What Questions Do You Use to Solve Problems?

When you solve problems, do you find that you start with one question a lot? I often ask “Why” or a question like that. Not in the sense of “How did things get this way,” but “Why do things work like this?” For me, it’s a sense of curiosity. Here’s an example.

For years, when we drove places, I did not understand the orange balls on the wires. I would ask Mark, “Why are there orange balls on the wires?” The problem is that once we arrived, I never looked up the orange balls.

Finally, Mark discovered the truth, and told me. I almost wish he had concocted a whopper like the Family Secret Revealed (no longer valid link). But the whopper is something more that I would do. If you need an answer to a question, I have one, whether or not it is correct. I always have an answer.

Mark tends to ask “What,” to understand the data. When we were trying to understand the orange ball mystery, he asked me many questions: where had I seen them, under what conditions had I seen them.

Some people like to ask to ask “When,” especially to understand if you need something by a certain time or to know if there is urgency.

Some people like to ask “Who,” to understand the people involved.

If you are solving a problem or doing an assessment, you need all of these questions. How else can you see the problem in its entirety?

What’s interesting to me is this: Where do you start with your questions? If you leave any of them out, you miss part of the problem.

If you know the 5 W’s of Journalism, the questions are: Why, How (did it happen), What, Where, When, and Who. (Yes, there are 6 questions, not 5.)

You can start with any question. Just don’t stop there. You need to fill in the rest of the picture, the rest of the story.

Let’s discuss these questions. If you looked at the wikipedia article, you noticed that I changed the order of the questions.
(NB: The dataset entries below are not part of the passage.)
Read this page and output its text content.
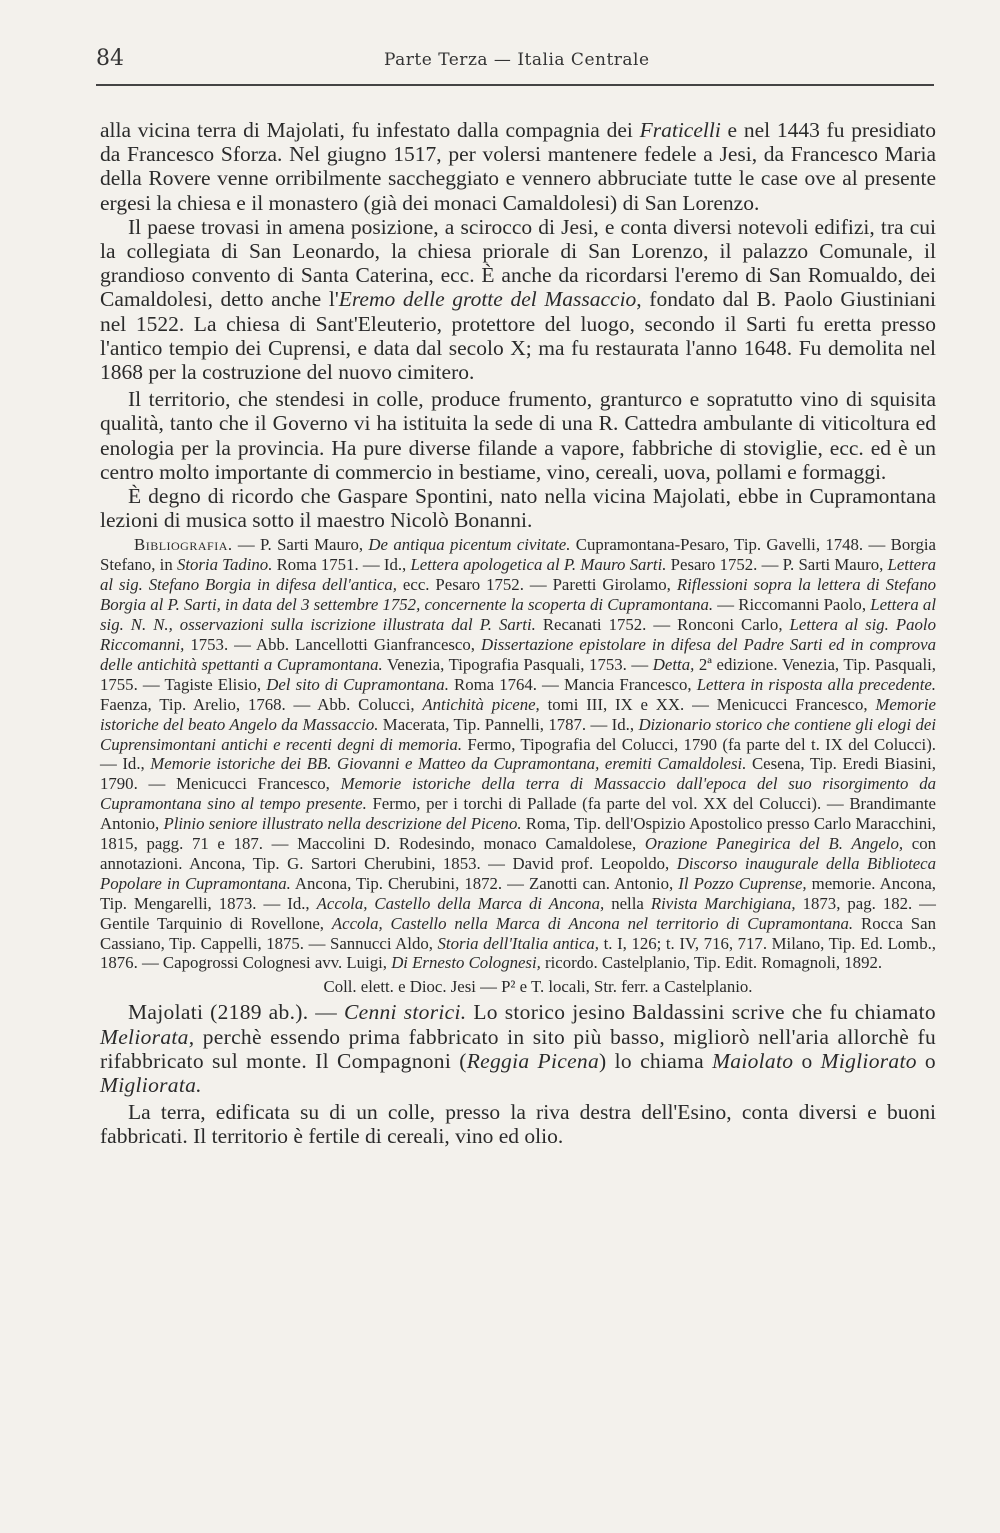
84	Parte Terza — Italia Centrale

alla vicina terra di Majolati, fu infestato dalla compagnia dei Fraticelli e nel 1443 fu presidiato da Francesco Sforza. Nel giugno 1517, per volersi mantenere fedele a Jesi, da Francesco Maria della Rovere venne orribilmente saccheggiato e vennero abbruciate tutte le case ove al presente ergesi la chiesa e il monastero (già dei monaci Camaldolesi) di San Lorenzo.

Il paese trovasi in amena posizione, a scirocco di Jesi, e conta diversi notevoli edifizi, tra cui la collegiata di San Leonardo, la chiesa priorale di San Lorenzo, il palazzo Comunale, il grandioso convento di Santa Caterina, ecc. È anche da ricordarsi l'eremo di San Romualdo, dei Camaldolesi, detto anche l'Eremo delle grotte del Massaccio, fondato dal B. Paolo Giustiniani nel 1522. La chiesa di Sant'Eleuterio, protettore del luogo, secondo il Sarti fu eretta presso l'antico tempio dei Cuprensi, e data dal secolo X; ma fu restaurata l'anno 1648. Fu demolita nel 1868 per la costruzione del nuovo cimitero.

Il territorio, che stendesi in colle, produce frumento, granturco e sopratutto vino di squisita qualità, tanto che il Governo vi ha istituita la sede di una R. Cattedra ambulante di viticoltura ed enologia per la provincia. Ha pure diverse filande a vapore, fabbriche di stoviglie, ecc. ed è un centro molto importante di commercio in bestiame, vino, cereali, uova, pollami e formaggi.

È degno di ricordo che Gaspare Spontini, nato nella vicina Majolati, ebbe in Cupramontana lezioni di musica sotto il maestro Nicolò Bonanni.

Bibliografia. — P. Sarti Mauro, De antiqua picentum civitate. Cupramontana-Pesaro, Tip. Gavelli, 1748. — Borgia Stefano, in Storia Tadino. Roma 1751. — Id., Lettera apologetica al P. Mauro Sarti. Pesaro 1752. — P. Sarti Mauro, Lettera al sig. Stefano Borgia in difesa dell'antica, ecc. Pesaro 1752. — Paretti Girolamo, Riflessioni sopra la lettera di Stefano Borgia al P. Sarti, in data del 3 settembre 1752, concernente la scoperta di Cupramontana. — Riccomanni Paolo, Lettera al sig. N. N., osservazioni sulla iscrizione illustrata dal P. Sarti. Recanati 1752. — Ronconi Carlo, Lettera al sig. Paolo Riccomanni, 1753. — Abb. Lancellotti Gianfrancesco, Dissertazione epistolare in difesa del Padre Sarti ed in comprova delle antichità spettanti a Cupramontana. Venezia, Tipografia Pasquali, 1753. — Detta, 2ª edizione. Venezia, Tip. Pasquali, 1755. — Tagiste Elisio, Del sito di Cupramontana. Roma 1764. — Mancia Francesco, Lettera in risposta alla precedente. Faenza, Tip. Arelio, 1768. — Abb. Colucci, Antichità picene, tomi III, IX e XX. — Menicucci Francesco, Memorie istoriche del beato Angelo da Massaccio. Macerata, Tip. Pannelli, 1787. — Id., Dizionario storico che contiene gli elogi dei Cuprensimontani antichi e recenti degni di memoria. Fermo, Tipografia del Colucci, 1790 (fa parte del t. IX del Colucci). — Id., Memorie istoriche dei BB. Giovanni e Matteo da Cupramontana, eremiti Camaldolesi. Cesena, Tip. Eredi Biasini, 1790. — Menicucci Francesco, Memorie istoriche della terra di Massaccio dall'epoca del suo risorgimento da Cupramontana sino al tempo presente. Fermo, per i torchi di Pallade (fa parte del vol. XX del Colucci). — Brandimante Antonio, Plinio seniore illustrato nella descrizione del Piceno. Roma, Tip. dell'Ospizio Apostolico presso Carlo Maracchini, 1815, pagg. 71 e 187. — Maccolini D. Rodesindo, monaco Camaldolese, Orazione Panegirica del B. Angelo, con annotazioni. Ancona, Tip. G. Sartori Cherubini, 1853. — David prof. Leopoldo, Discorso inaugurale della Biblioteca Popolare in Cupramontana. Ancona, Tip. Cherubini, 1872. — Zanotti can. Antonio, Il Pozzo Cuprense, memorie. Ancona, Tip. Mengarelli, 1873. — Id., Accola, Castello della Marca di Ancona, nella Rivista Marchigiana, 1873, pag. 182. — Gentile Tarquinio di Rovellone, Accola, Castello nella Marca di Ancona nel territorio di Cupramontana. Rocca San Cassiano, Tip. Cappelli, 1875. — Sannucci Aldo, Storia dell'Italia antica, t. I, 126; t. IV, 716, 717. Milano, Tip. Ed. Lomb., 1876. — Capogrossi Colognesi avv. Luigi, Di Ernesto Colognesi, ricordo. Castelplanio, Tip. Edit. Romagnoli, 1892.

Coll. elett. e Dioc. Jesi — P² e T. locali, Str. ferr. a Castelplanio.

Majolati (2189 ab.). — Cenni storici. Lo storico jesino Baldassini scrive che fu chiamato Meliorata, perchè essendo prima fabbricato in sito più basso, migliorò nell'aria allorchè fu rifabbricato sul monte. Il Compagnoni (Reggia Picena) lo chiama Maiolato o Migliorato o Migliorata.

La terra, edificata su di un colle, presso la riva destra dell'Esino, conta diversi e buoni fabbricati. Il territorio è fertile di cereali, vino ed olio.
That’s because some of the questions are open questions and some are closed.

The Why, How, and What questions are open questions. You can’t answer them with a one-word answer. You need to explain your answer. The Where, When, and Who questions are closed questions. They are fact-based, and allow you to find the data, but the data is “just the facts, ma’am.” No explanation needed.

It’s not that open questions are good and closed questions are bad. They are different. If you only asked one type of questions, you would not collect all the data. That would be unfortunate—either way.

If you only ask open questions, you don’t acquire the basic fact data. If you want police shows on TV, you notice that the cops ask the closed questions all the time. It’s a good thing. It’s those details that allow them to solve the cases. If you only ask closed questions, you don’t understand the motivations, the meaning behind why people do what they do. That’s bad, because people are such interesting, complex beings.

This week, dear adaptable problem-solvers, your question of the week is: What questions do you use to solve problems?